First came the dot-com bust, wiping out their big-spending Silicon Valley customers.
Then, the sobering attacks of Sept. 11 almost brought their sales to a standstill.
Even now, with a sluggish economy depressing demand and a global grape glut threatening to flood the U.S. market, California's luxury winemakers refuse to admit that the party's over.
Unwilling to risk their cachet and profit margins, many in California's $33-billion wine industry are resisting lowering the price of their wines, even as unsold cases of Cabernet and Chardonnay pile up in warehouses and foreign wines win a bigger share of U.S. customers.
"I'm shocked that prices aren't half of what they were last year," said Rich Cartiere, editor and publisher of the Wine Market Report, a Calistoga, Calif.-based industry newsletter. "We are entering a period of hyper-competition. There is an enormous worldwide supply of wine and the [California] wine industry has just not adjusted. Reality has not yet set in for everybody."
Although some winemakers have reacted to the glut by shaving a few dollars off their $7-to-$12 California Chardonnays and Cabs, wineries with more-expensive labels are socking away cases to wait for a better market.
But the wait might be a long one. California wine grape growers are turning out 52% more grapes today than just seven years ago, while countries such as Australia, Chile, Argentina and South Africa are exporting more wines to the U.S. than ever before.
All this is helping to saturate the U.S. wine market. Wine analysts say it could take five years to work through this supply, especially because wine sales in the U.S. are flattening. In the process, a number of smaller California growers will be forced out of business as the glut of grapes keeps prices low.
No one will have to work harder to move their wines than California's high-end winemakers, which have watched their business plummet in the last year as consumers cut back on travel and white-tablecloth dinners, and in general buy less wine or lower-priced varieties.
Yet many winemakers refuse to discount their goods, either because they have high land costs or are afraid they will tarnish their image and not be able to command the same lavish prices when supply and demand fall back into balance.

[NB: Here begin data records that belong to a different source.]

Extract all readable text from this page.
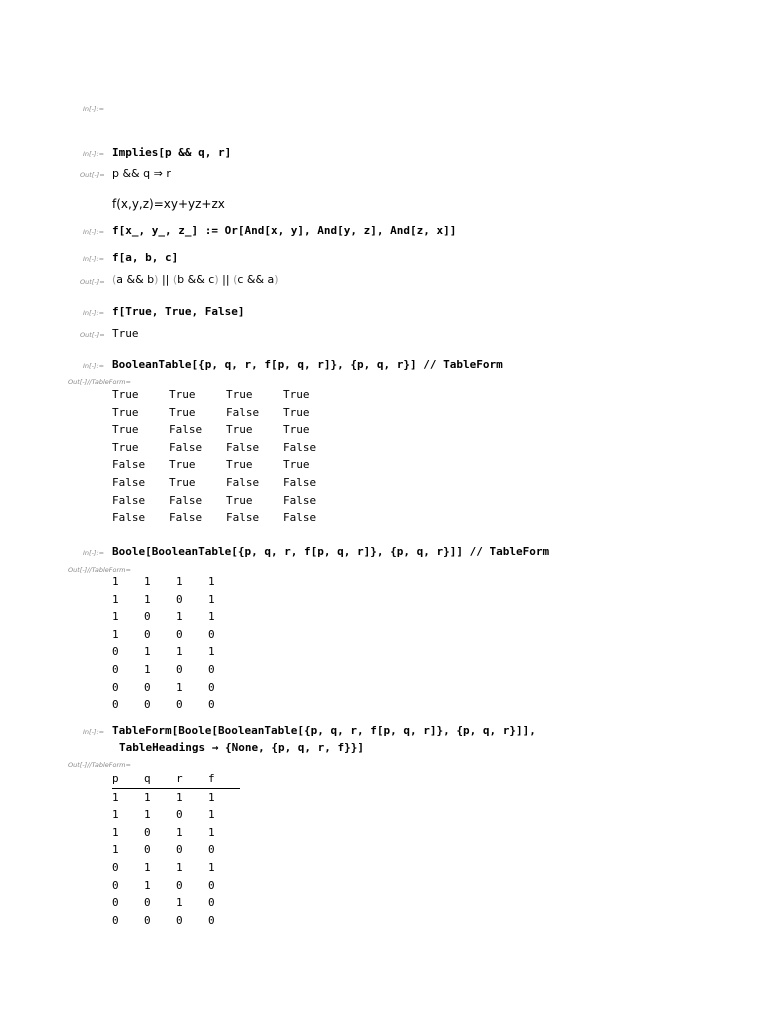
In[-]:=
In[-]:= Implies[p && q, r]
Out[-]= p && q ⇒ r
f(x,y,z)=xy+yz+zx
In[-]:= f[x_, y_, z_] := Or[And[x, y], And[y, z], And[z, x]]
In[-]:= f[a, b, c]
Out[-]= (a && b) || (b && c) || (c && a)
In[-]:= f[True, True, False]
Out[-]= True
In[-]:= BooleanTable[{p, q, r, f[p, q, r]}, {p, q, r}] // TableForm
Out[-]//TableForm=
True	True	True	True
True	True	False	True
True	False	True	True
True	False	False	False
False	True	True	True
False	True	False	False
False	False	True	False
False	False	False	False
In[-]:= Boole[BooleanTable[{p, q, r, f[p, q, r]}, {p, q, r}]] // TableForm
Out[-]//TableForm=
1	1	1	1
1	1	0	1
1	0	1	1
1	0	0	0
0	1	1	1
0	1	0	0
0	0	1	0
0	0	0	0
In[-]:= TableForm[Boole[BooleanTable[{p, q, r, f[p, q, r]}, {p, q, r}]],
TableHeadings → {None, {p, q, r, f}}]
Out[-]//TableForm=
p	q	r	f
1	1	1	1
1	1	0	1
1	0	1	1
1	0	0	0
0	1	1	1
0	1	0	0
0	0	1	0
0	0	0	0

Robert Mondavi Inc., for example, does not plan to lower the price of its luxury wines, despite slowing sales. Instead the Oakville-based winery, whose sales declined 8% in fiscal 2002 from the previous year, is giving economic incentives to distributors to push its wines.
Beringer Blass Wine Estates, a unit of beverage giant Foster's Group Ltd., is actually raising prices, funneling excess Chardonnay grapes from its Santa Barbara County Meridian vineyard into an even pricier new label called White Hills, set to debut this month.
But that will be the exception rather than the rule, analysts say.
Most large winemakers may not have a choice about discounting, given the amount of good-quality, affordable wine flooding in from around the world.
Even before this year's harvest began last month, the pace of domestic wine sales in supermarkets, drugstores and discounters had begun to slow, inching up a paltry 1.4% in the 52 weeks ended July 14, according to Chicago-based Information Resources Inc.
Meanwhile, sales of Australian, Italian and other imported wines shot up 12.5% in the same period, according to IRI, upping their share of all U.S. wine sales to 17.9% from 16.7% the year before.
"This will be a defining year for most producers here in California when you combine the excess inventory that's out there ... and the economic slump across the board," said George Rose, a spokesman for British beverage giant Allied Domecq, which owns such brands as Clos du Bois, Buena Vista, Callaway and Mumm Cuvee Napa. "The bubble has definitely burst."
Unlike some of its luxury wine competitors, Allied Domecq has begun trimming a few dollars off the prices of its Sonoma County wines to boost sales. At the same time, the company is planning lower-priced wines under new brand names to shed excess juice.
The good news for consumers is that this should mean better-quality wine at all price levels, from the $7 bottle of Sauvignon Blanc to a $120 reserve Cabernet.
"What it takes to get a 95 [top rating] in Wine Spectator today is a lot different than it was 10 years ago. And it's going to get a lot harder," said Jim Watkins, who heads Beringer Blass operations in the Americas.
The increase in wine quality is partly the result of growers thinning and pruning their vines to reduce production. Fewer grapes on the vine mean more intense flavor.
"[Vintners] are very excited about the fruit quality this year. It will be a tremendous vintage year," said Karen Ross, president of the California Assn. of Winegrape Growers.
But even with this pruning, California's 2002 wine-grape crush is expected to be 3.3 million tons, about 10% larger than last year's. That has sent grape prices plunging as much as 50% on the open market.